Even though May 19th is generally considered to be a day of joy and celebration, as the date marks Mouzilo’s birthday, it also comes to remind the Mouzeliot people a sad event and a black page in the History of the Hellenic Ethnos.
This date, which is engraved in the people’s hearts and minds, comes to remind us all the black and sad anniversary of the Greek genocide (part of which was also the Pontic genocide which is remembered every year by the Greek state on May 19th), enacted to ethnic Greeks living in Asia Minor by the government of the Ottoman Empire and, later, Turkey. It was the intended and systematic ethnic cleansing of the Christian Greeks from their historic homelands in Asia Minor, Pontus region, Central Anatolia and what was the Kars Oblast, a former Russian province;
homelands inhabited by Greeks since antiquity (The first Greek settlements in Asia Minor date back to 11th century BC). Perpetrated by the Ottoman government during WWI and the years after (1914-1923), the genocide included massacres and mass execution, forced deportations and death marches, destruction of Christian Orthodox churches as well as monuments, many of which were of religious, cultural and historical importance. Result of those barbarous actions was the death of almost a million ethnic Greeks (or more according to other sources), while the ones that survived took refuge either in the neighbouring Russian Empire (where they were again victims of similar actions when J. Stalin came in power in USSR) or in Greece. This was also the fortune of the vast majority of Greeks who remained in Turkey after the Greco-Turkish war of 1919-22.
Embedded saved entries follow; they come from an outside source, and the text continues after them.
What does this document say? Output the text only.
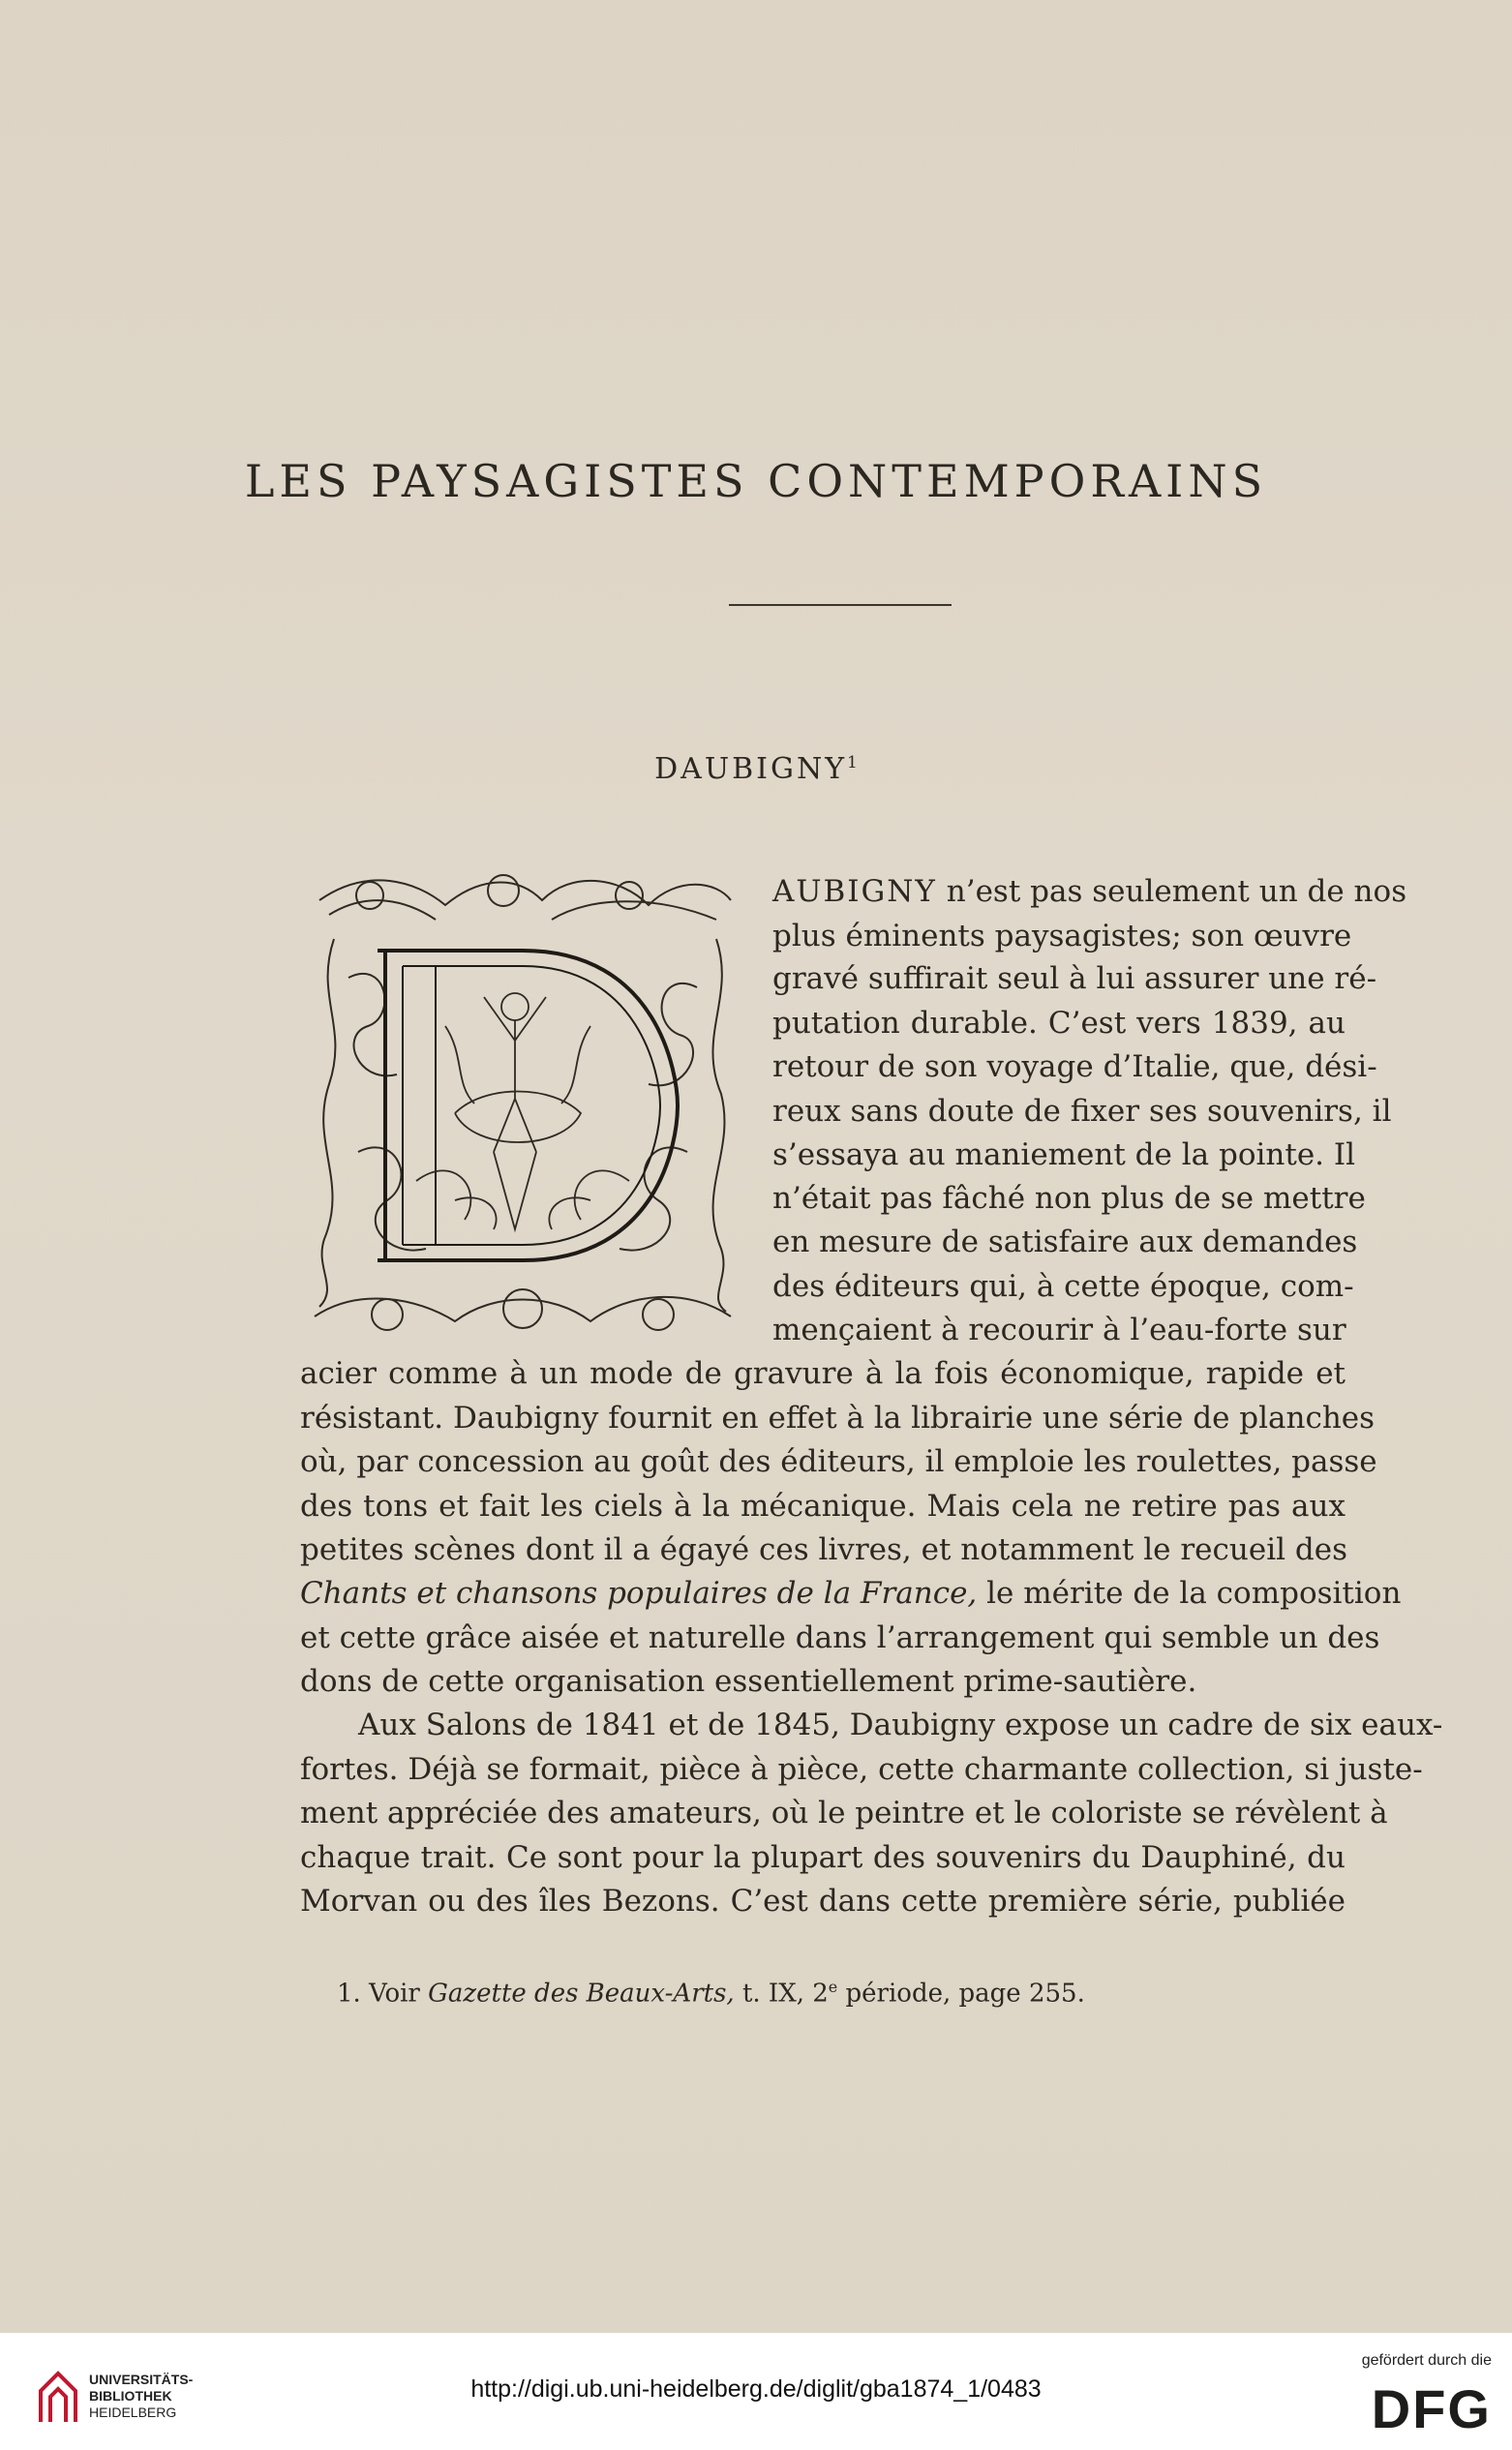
LES PAYSAGISTES CONTEMPORAINS
DAUBIGNY$^1$
AUBIGNY n’est pas seulement un de nos
plus éminents paysagistes; son œuvre
gravé suffirait seul à lui assurer une ré-
putation durable. C’est vers 1839, au
retour de son voyage d’Italie, que, dési-
reux sans doute de fixer ses souvenirs, il
s’essaya au maniement de la pointe. Il
n’était pas fâché non plus de se mettre
en mesure de satisfaire aux demandes
des éditeurs qui, à cette époque, com-
mençaient à recourir à l’eau-forte sur
acier comme à un mode de gravure à la fois économique, rapide et
résistant. Daubigny fournit en effet à la librairie une série de planches
où, par concession au goût des éditeurs, il emploie les roulettes, passe
des tons et fait les ciels à la mécanique. Mais cela ne retire pas aux
petites scènes dont il a égayé ces livres, et notamment le recueil des
Chants et chansons populaires de la France, le mérite de la composition
et cette grâce aisée et naturelle dans l’arrangement qui semble un des
dons de cette organisation essentiellement prime-sautière.
Aux Salons de 1841 et de 1845, Daubigny expose un cadre de six eaux-
fortes. Déjà se formait, pièce à pièce, cette charmante collection, si juste-
ment appréciée des amateurs, où le peintre et le coloriste se révèlent à
chaque trait. Ce sont pour la plupart des souvenirs du Dauphiné, du
Morvan ou des îles Bezons. C’est dans cette première série, publiée
1. Voir Gazette des Beaux-Arts, t. IX, 2e période, page 255.
UNIVERSITÄTS-
BIBLIOTHEK
HEIDELBERG
http://digi.ub.uni-heidelberg.de/diglit/gba1874_1/0483
gefördert durch die
DFG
More than a one-and-a-half million Greeks were forced to leave Turkey (which seemed like a déjà vu in 1955, when after the Istanbul Pogrom, most Greeks were forced again to leave Turkey), under the terms of the 1923 population exchange between the two sides of the Aegean Sea, only a year after Turkish militias led by Turkey’s national “hero”, Mustafa Kemal Atatürk, burned the Greek-populated metropolis of Smyrna (nowadays Izmir) to the ground, removing the Greek national element from the area after around 3 millenia. Nowadays, Greeks are almost “extinct” from Turkey, with only 200,000 Greeks living in Fener area of Constantinople (Istanbul) around the Ecumenical Patriarchate, in the islands of Imbros and Tenedos (Gökçeada and Bozcaada in Turkish) and in some Greek-speaking villages in Pontus that escaped torture and extinction due to the fact that their geographical location is difficult to access.
The President of Mouzilo, whose family was victim of one of the policies adopted by the Ottoman government, was the first to comment on this black anniversary.
‘May 19th will always be in my mind. Not only because of Mouzilo’s birthday, but also due to the Greek genocide, of which my mother’s family was a victim, forced to leave their home in Fener.’ he said, and added:‘How can some deny the genocide when there are clear evidence, such as photographic documents or reports of foreign and, in some cases, Ottoman observers? In all honesty, Greek genocide deniers are no different to me than those who deny the Jewish Holocaust.’
The Tribune, as well as the government, are still waiting of an official apology by the Turkish state, just like the one Mr. Erdogan made around a month ago. We are eager to know if such actions are condemned or praised by the ones who want to become Sultans once again (like Mr. Erdogan has been trying to do through his policies for quite some time now). The government has announced a minute of silence at 19:19 and encourages
all micro- and macronationalists to remain silent for 60 seconds, in remembrance of the victims.